3. Advanced Plyometric Exercises.
o Plyo-Push Ups. This exercise activates the fast-twitch muscle fibers in your chest, shoulders, and triceps. Developing these fast-twitch muscle fibers helps to build strength and muscle mass, you can utilize this development to perform ‘explosive’ exercises quicker and more effectively. It is performed by starting in the top of the classic push up position on the floor, with your hand’s shoulder-width apart, abs tight and back straight, slowly lower your chest to the floor. Immediately push back up with enough force that your hands leave the floor and land back in the starting position. Land lightly on to the ground, that’s one rep, so move into the second rep straight away. As your hands leave the ground during the ‘explosion’ phase you can even clap your hands quickly before landing in the starting position.
o Depth Drop Jump. This advanced plyometric exercise will improve athletic performance. The drop jump increases explosive power, so your muscles can produce as much force in as little time as possible. Way to Performance: Stand on top of a box, step off the box with both feet landing softly at the same time shoulder-width apart. As you land immediately jump straight back up into a vertical jump as high as you can, landing softly once more, that is one repetition.
As you become more skillful with the exercise you can increase the height of the box you are dropping from or increase the height of your jump by jumping back up on to a different box or surface.
Sportspersons Utilizing Plyometric Exercises
You would have seen gymnasts take off for the vault or land and immediately bound in floor exercise routine. You would have seen triple jumpers hop, land on one leg and immediately bound and then perform the final jump. All jumping and bounding exercises are plyometric exercises. All modern sportspersons utilize these exercises from track and field athletes to all types of jumpers, Basketballers, Volley-ballers, Footballers, racket game players, weight lifters, Boxers, Wrestlers, MMA fighters, throwers and so on because explosive power is needed. Plyometric exercises will develop power in the muscles without making them bulky.
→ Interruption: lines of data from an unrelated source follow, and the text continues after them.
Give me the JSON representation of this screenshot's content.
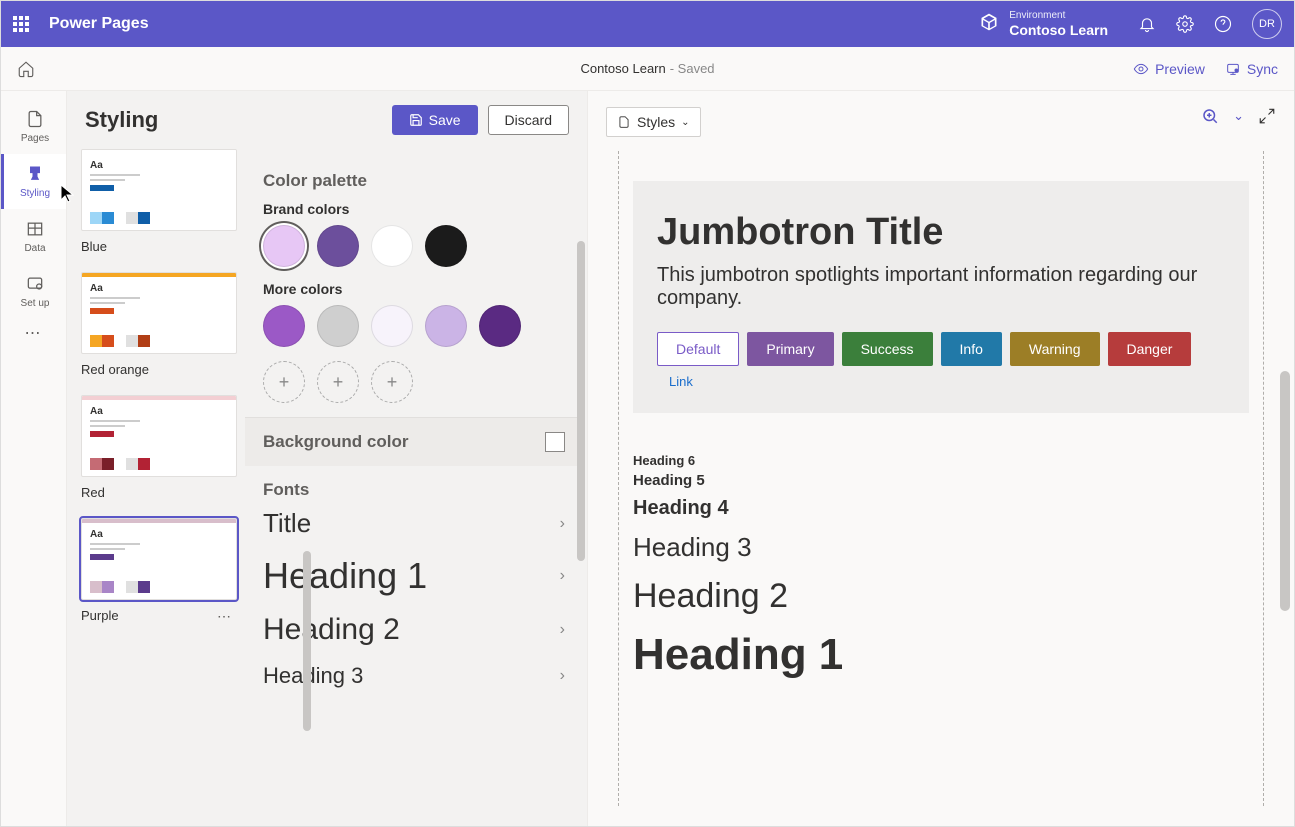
{
  "topbar": {
    "app_title": "Power Pages",
    "env_label": "Environment",
    "env_name": "Contoso Learn",
    "user_initials": "DR"
  },
  "cmdbar": {
    "doc_title": "Contoso Learn",
    "doc_status": " - Saved",
    "preview": "Preview",
    "sync": "Sync"
  },
  "rail": {
    "pages": "Pages",
    "styling": "Styling",
    "data": "Data",
    "setup": "Set up"
  },
  "panel": {
    "title": "Styling",
    "save": "Save",
    "discard": "Discard",
    "color_palette": "Color palette",
    "brand_colors": "Brand colors",
    "more_colors": "More colors",
    "background_color": "Background color",
    "fonts": "Fonts",
    "font_title": "Title",
    "font_h1": "Heading 1",
    "font_h2": "Heading 2",
    "font_h3": "Heading 3"
  },
  "themes": [
    {
      "name": "Blue",
      "strip": "#ffffff",
      "accent": "#0f5ea8",
      "swatches": [
        "#9dd6f7",
        "#2a8bd4",
        "#ffffff",
        "#e0e0e0",
        "#0f5ea8"
      ]
    },
    {
      "name": "Red orange",
      "strip": "#f5a623",
      "accent": "#d64d1b",
      "swatches": [
        "#f5a623",
        "#d64d1b",
        "#ffffff",
        "#e0e0e0",
        "#b13e15"
      ]
    },
    {
      "name": "Red",
      "strip": "#f3cfd3",
      "accent": "#b22234",
      "swatches": [
        "#c56b74",
        "#7a1f29",
        "#ffffff",
        "#e0e0e0",
        "#b22234"
      ]
    },
    {
      "name": "Purple",
      "strip": "#d8becb",
      "accent": "#5b3b8c",
      "swatches": [
        "#d8becb",
        "#a985c7",
        "#ffffff",
        "#e0e0e0",
        "#5b3b8c"
      ],
      "selected": true
    }
  ],
  "brand_swatches": [
    {
      "color": "#e7c7f5",
      "selected": true
    },
    {
      "color": "#6c4f9c"
    },
    {
      "color": "#ffffff"
    },
    {
      "color": "#1b1b1b"
    }
  ],
  "more_swatches": [
    {
      "color": "#9b59c6"
    },
    {
      "color": "#cfcfcf"
    },
    {
      "color": "#f7f3fb"
    },
    {
      "color": "#cbb4e6"
    },
    {
      "color": "#5a2a82"
    }
  ],
  "preview": {
    "dropdown": "Styles",
    "jumbo_title": "Jumbotron Title",
    "jumbo_text": "This jumbotron spotlights important information regarding our company.",
    "btn_default": "Default",
    "btn_primary": "Primary",
    "btn_success": "Success",
    "btn_info": "Info",
    "btn_warning": "Warning",
    "btn_danger": "Danger",
    "link": "Link",
    "h6": "Heading 6",
    "h5": "Heading 5",
    "h4": "Heading 4",
    "h3": "Heading 3",
    "h2": "Heading 2",
    "h1": "Heading 1"
  }
}
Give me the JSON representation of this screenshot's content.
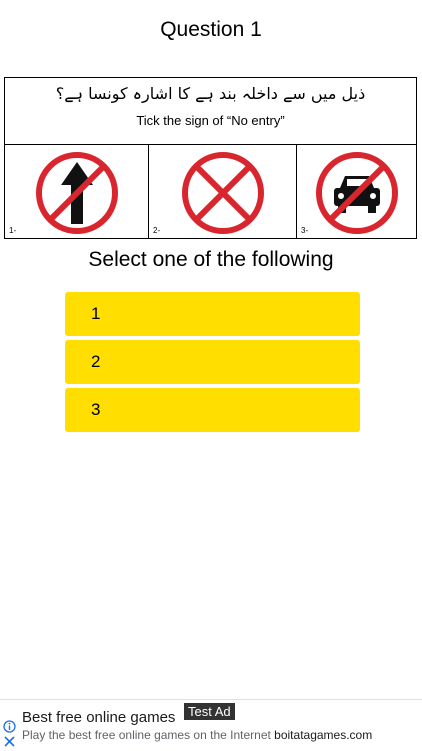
{
  "header": {
    "title": "Question 1"
  },
  "question": {
    "urdu_text": "ذیل میں سے داخلہ بند ہے کا اشارہ کونسا ہے؟",
    "english_text": "Tick the sign of “No entry”",
    "signs": [
      {
        "number": "1-",
        "icon": "no-overtaking-sign-icon"
      },
      {
        "number": "2-",
        "icon": "no-entry-sign-icon"
      },
      {
        "number": "3-",
        "icon": "no-cars-sign-icon"
      }
    ]
  },
  "prompt": "Select one of the following",
  "options": [
    "1",
    "2",
    "3"
  ],
  "colors": {
    "option_bg": "#FFDE00",
    "sign_red": "#D9262E"
  },
  "ad": {
    "title": "Best free online games",
    "badge": "Test Ad",
    "description_prefix": "Play the best free online games on the Internet",
    "domain": "boitatagames.com",
    "info_icon": "info-icon",
    "close_icon": "close-icon"
  }
}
Just visualize the built of jumpers. They definitely have a lot of explosive power yet are not bulky.
Guidelines to Avoid Injuries
1. Perform plyometric exercises on soft ground, wooden flooring, rubber flooring and not on hard surfaces like road, concrete and Tennis hard courts.
2. Please do not lock the knees; keep them slightly flexed to have a soft landing.
3. Warm up before the exercises.
4. Do not perform advanced form of leg plyometric exercises unless you have the ability to squat up to your body weight, implying that if you weigh 60 kg then you should be able to do a full squat with 60 kg on your shoulders.
5. Do not perform “Crocodile Jumps” unless you can comfortably do 30 push-ups comfortably inside one minute.